Act One begins as a casual chat, with Mercedes outlining her quest and sharing stories of her George Clooney desires, her hubby Gregory and home-stay exchange students. When in Act Two, the focus changes to tell of Gregory with an exchange student, the show becomes all the better with second-half highlights including her musical explanation of how a cockroach featured as catalyse for her marriage breakdown and determination to arise from loneliness to make a second sashay coming.

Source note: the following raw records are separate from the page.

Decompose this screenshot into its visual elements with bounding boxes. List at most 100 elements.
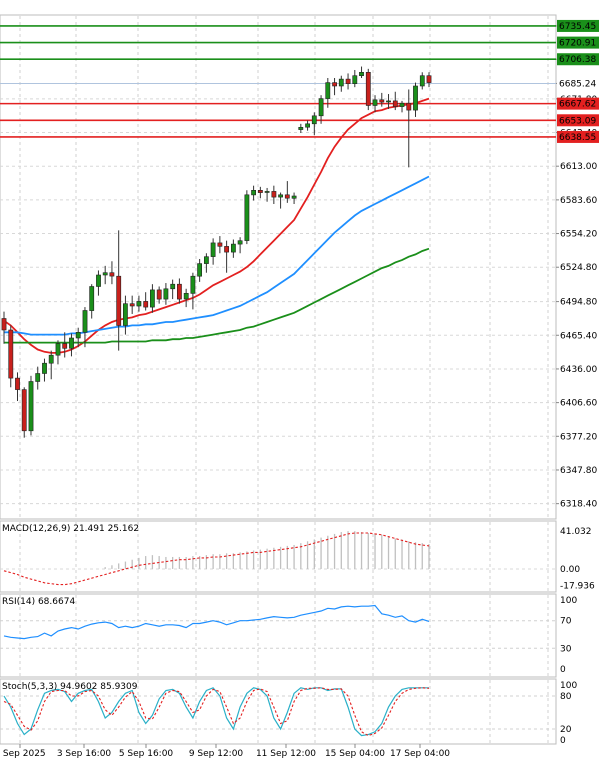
rsi-y-tick-label: 30: [560, 644, 572, 654]
candle-body: [197, 263, 202, 277]
candle-body: [35, 373, 41, 382]
candle-body: [345, 78, 351, 84]
candle-body: [42, 362, 47, 374]
current-price-tag: [557, 77, 599, 90]
candle-body: [204, 256, 209, 264]
candle-body: [379, 99, 385, 103]
y-tick-label: 6318.40: [560, 500, 597, 510]
rsi-y-tick-label: 100: [560, 596, 577, 606]
candle-body: [399, 102, 405, 107]
candle-body: [217, 242, 223, 247]
candle-body: [224, 246, 229, 253]
y-tick-label: 6465.40: [560, 331, 597, 341]
candle-body: [150, 289, 155, 308]
candle-body: [109, 272, 115, 277]
candle-body: [392, 100, 398, 107]
resistance-tag: [557, 53, 599, 66]
resistance-tag: [557, 19, 599, 32]
candle-body: [237, 240, 243, 245]
candle-body: [123, 303, 128, 326]
candle-body: [413, 85, 418, 111]
moving-average-line: [3, 97, 430, 354]
candle-body: [136, 301, 142, 307]
x-tick-label: 1 Sep 2025: [0, 749, 46, 759]
candle-body: [170, 283, 176, 290]
moving-average-line: [4, 175, 430, 336]
y-tick-label: 6554.20: [560, 230, 597, 240]
candle-body: [210, 242, 216, 257]
x-tick-label: 15 Sep 04:00: [325, 749, 385, 759]
candle-body: [96, 274, 101, 287]
candle-body: [318, 98, 324, 117]
resistance-label: 6706.38: [559, 55, 596, 65]
candle-body: [271, 191, 277, 198]
candle-body: [365, 72, 371, 106]
candle-body: [386, 100, 391, 103]
candle-body: [163, 288, 169, 300]
candle-body: [352, 75, 358, 84]
candle-body: [1, 318, 7, 331]
support-tag: [557, 97, 599, 110]
candle-body: [406, 102, 412, 111]
candle-body: [251, 190, 256, 196]
candle-body: [305, 123, 310, 128]
y-tick-label: 6406.60: [560, 399, 597, 409]
candle-body: [8, 329, 14, 379]
macd-y-tick-label: 41.032: [560, 527, 592, 537]
candle-body: [89, 286, 95, 311]
x-tick-label: 17 Sep 04:00: [390, 749, 450, 759]
macd-y-tick-label: 0.00: [560, 565, 580, 575]
support-tag: [557, 130, 599, 143]
candle-body: [116, 275, 122, 326]
candle-body: [156, 289, 162, 300]
macd-title: MACD(12,26,9) 21.491 25.162: [2, 524, 139, 534]
y-tick-label: 6494.80: [560, 298, 597, 308]
candle-body: [82, 310, 88, 333]
y-tick-label: 6436.00: [560, 365, 597, 375]
stoch-y-tick-label: 100: [560, 681, 577, 691]
resistance-tag: [557, 36, 599, 49]
support-tag: [557, 114, 599, 127]
panel-frame-macd: [0, 520, 557, 593]
stoch-y-tick-label: 80: [560, 692, 572, 702]
resistance-label: 6720.91: [559, 39, 596, 49]
y-tick-label: 6347.80: [560, 466, 597, 476]
x-tick-label: 5 Sep 16:00: [119, 749, 174, 759]
candle-body: [143, 301, 149, 308]
stoch-y-tick-label: 20: [560, 725, 572, 735]
rsi-y-tick-label: 70: [560, 617, 572, 627]
current-price-label: 6685.24: [559, 79, 596, 89]
support-label: 6638.55: [559, 133, 596, 143]
panel-frame-rsi: [0, 593, 557, 678]
candle-body: [55, 343, 61, 356]
candle-body: [325, 82, 331, 99]
candle-body: [190, 275, 196, 294]
y-tick-label: 6524.80: [560, 263, 597, 273]
stoch-k-line: [3, 687, 429, 737]
rsi-y-tick-label: 0: [560, 665, 566, 675]
candle-body: [62, 343, 68, 349]
candle-body: [359, 72, 364, 77]
panel-frame-stoch: [0, 678, 557, 745]
candle-body: [69, 337, 74, 349]
candle-body: [129, 303, 135, 307]
support-label: 6653.09: [559, 116, 596, 126]
candle-body: [298, 127, 304, 130]
stoch-title: Stoch(5,3,3) 94.9602 85.9309: [2, 682, 138, 692]
rsi-title: RSI(14) 68.6674: [2, 597, 75, 607]
macd-signal-line: [3, 532, 430, 586]
macd-y-tick-label: -17.936: [560, 581, 595, 591]
x-tick-label: 3 Sep 16:00: [57, 749, 112, 759]
candle-body: [338, 78, 344, 87]
stoch-d-line: [3, 687, 430, 737]
y-tick-label: 6377.20: [560, 432, 597, 442]
candle-body: [48, 354, 54, 364]
candle-body: [102, 272, 108, 276]
moving-average-line: [4, 247, 430, 344]
candle-body: [15, 377, 20, 390]
candle-body: [28, 381, 34, 432]
x-tick-label: 9 Sep 12:00: [189, 749, 244, 759]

Unfortunately, however, the one woman comedy cabaret is more comedy than cabaret. And when it isn’t, there’s still not a lot of singing with only occasional song snippets of recognisable but reappropriated tunes. The comedy is strong throughout thanks to the work’s well-written script, peppered with pop culture references and euphemistic speak. As musical therapist to the middle-aged misfit, accompanist Peta Wilson adds to the comedy with reactions and interjections alike and LaCelle is committed in performance at Mercedes, bringing lots of funny to her over-the-top character’s every little nuance and easily moving off script to respond to some of the rudeness of audience’s disruptions. At times, however, timing could we better managed to allow for the laughter that often ends up rolling over forthcoming jokes.

Although not the slickest of shows, “The Really Real Housewife of Surfers Paradise” has a real spirit to cater for the glam and ordinary folk alike. As a comedy it is great; as a cabaret, not quite as much, not that its late show crowd minded when caught in the comic chaos of Mercedes’ crumbling world and quest for reality show salvation.